Paintings

Canadian reunites 1872 painting with Suffolk pub

April 24, 20243 Mins Read


Image source, The Claydon Greyhound

Image caption, John Marrack found a painting of the Claydon Greyhound pub in his late mother’s possessions

  • Author, Alice Cunningham
  • Role, BBC News, Suffolk

A man has brought a 132-year-old painting that sat in his Canada basement back to the rural British pub it depicts.

John Marrack, 74, a British national who lives in Sault Ste. Marie, Ontario, inherited the 1872 painting of the Claydon Greyhound pub near Ipswich from his late mother.

He decided to reunite the artwork with pub staff on his annual visit to family and friends in the UK, admitting that he “had to look up where Claydon was”, as first reported by the East Anglian Daily Times.

Pub manager Rachael Howlett said staff were amazed by Mr Marrack’s kind act.

Image source, Jamie Niblock/BBC

Image caption, The Claydon Greyhound was painted by Henry John Wykes in 1892

“I inherited it from my mother who must have picked it up somewhere and transported it to the United States of America,” Mr Marrack explained.

“It was then sitting in my basement in Canada and I thought about it before I looked up where Claydon was.

“As it happened, one of my cousins now lives in Woodbridge in Suffolk – just up the road from Claydon.

“I thought I should really repatriate it to the Greyhound pub, so I called them up.”

Mr Marrack said his mother “would find all kinds of things” in junk shops and antique stores, but it was not clear where she found the Henry John Wykes painting.

He believes she may have purchased it as far back as the 1960s.

“I seem to remember hanging it on her wall somewhere before I inherited her stuff,” he added.

‘A lovely moment’

Mr Marrack, who was originally from the south of England and has lived in Canada since 1974, said returning the painting was “a lovely moment”.

“When I produced it, they looked at it and said, ‘Oh my gosh, it looks exactly as the pub does now’.”

Mr Marrack said he also discovered a painting in Florida of the Fastnet race of 1985 leaving the Isle of Wight – which remarkably had his friend’s house in the background.

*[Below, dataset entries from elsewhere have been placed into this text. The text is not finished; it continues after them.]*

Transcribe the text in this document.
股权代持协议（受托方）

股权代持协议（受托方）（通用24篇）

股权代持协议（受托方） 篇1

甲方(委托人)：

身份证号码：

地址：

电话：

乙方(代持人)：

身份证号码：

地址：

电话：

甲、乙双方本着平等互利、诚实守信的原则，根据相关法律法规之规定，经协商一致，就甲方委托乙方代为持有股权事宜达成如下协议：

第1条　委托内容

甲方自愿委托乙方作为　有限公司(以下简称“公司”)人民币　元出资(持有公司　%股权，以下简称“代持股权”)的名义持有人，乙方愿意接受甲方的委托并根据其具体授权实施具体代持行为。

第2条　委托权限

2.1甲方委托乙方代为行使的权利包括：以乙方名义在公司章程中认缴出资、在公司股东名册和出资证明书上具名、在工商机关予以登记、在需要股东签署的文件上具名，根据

Image source, Jamie Niblock/BBC

Image caption, Rachael Howlett said the painting – now hanging in the Greyhound – had “got people talking”

Ms Howlett said the painting, now hanging in the Claydon Greyhound, had “character” and had got pub-goers talking.

“I thought, wow, what on earth was it doing in Canada?” she said.

“I think he just found it really nice to find the pub it was painted of and give it to us.

“It’s just nice that you can recognise it as the Claydon Greyhound.

“A few of my customers have asked if I am the lady in the bonnet in the painting – I’m not that old,” she said.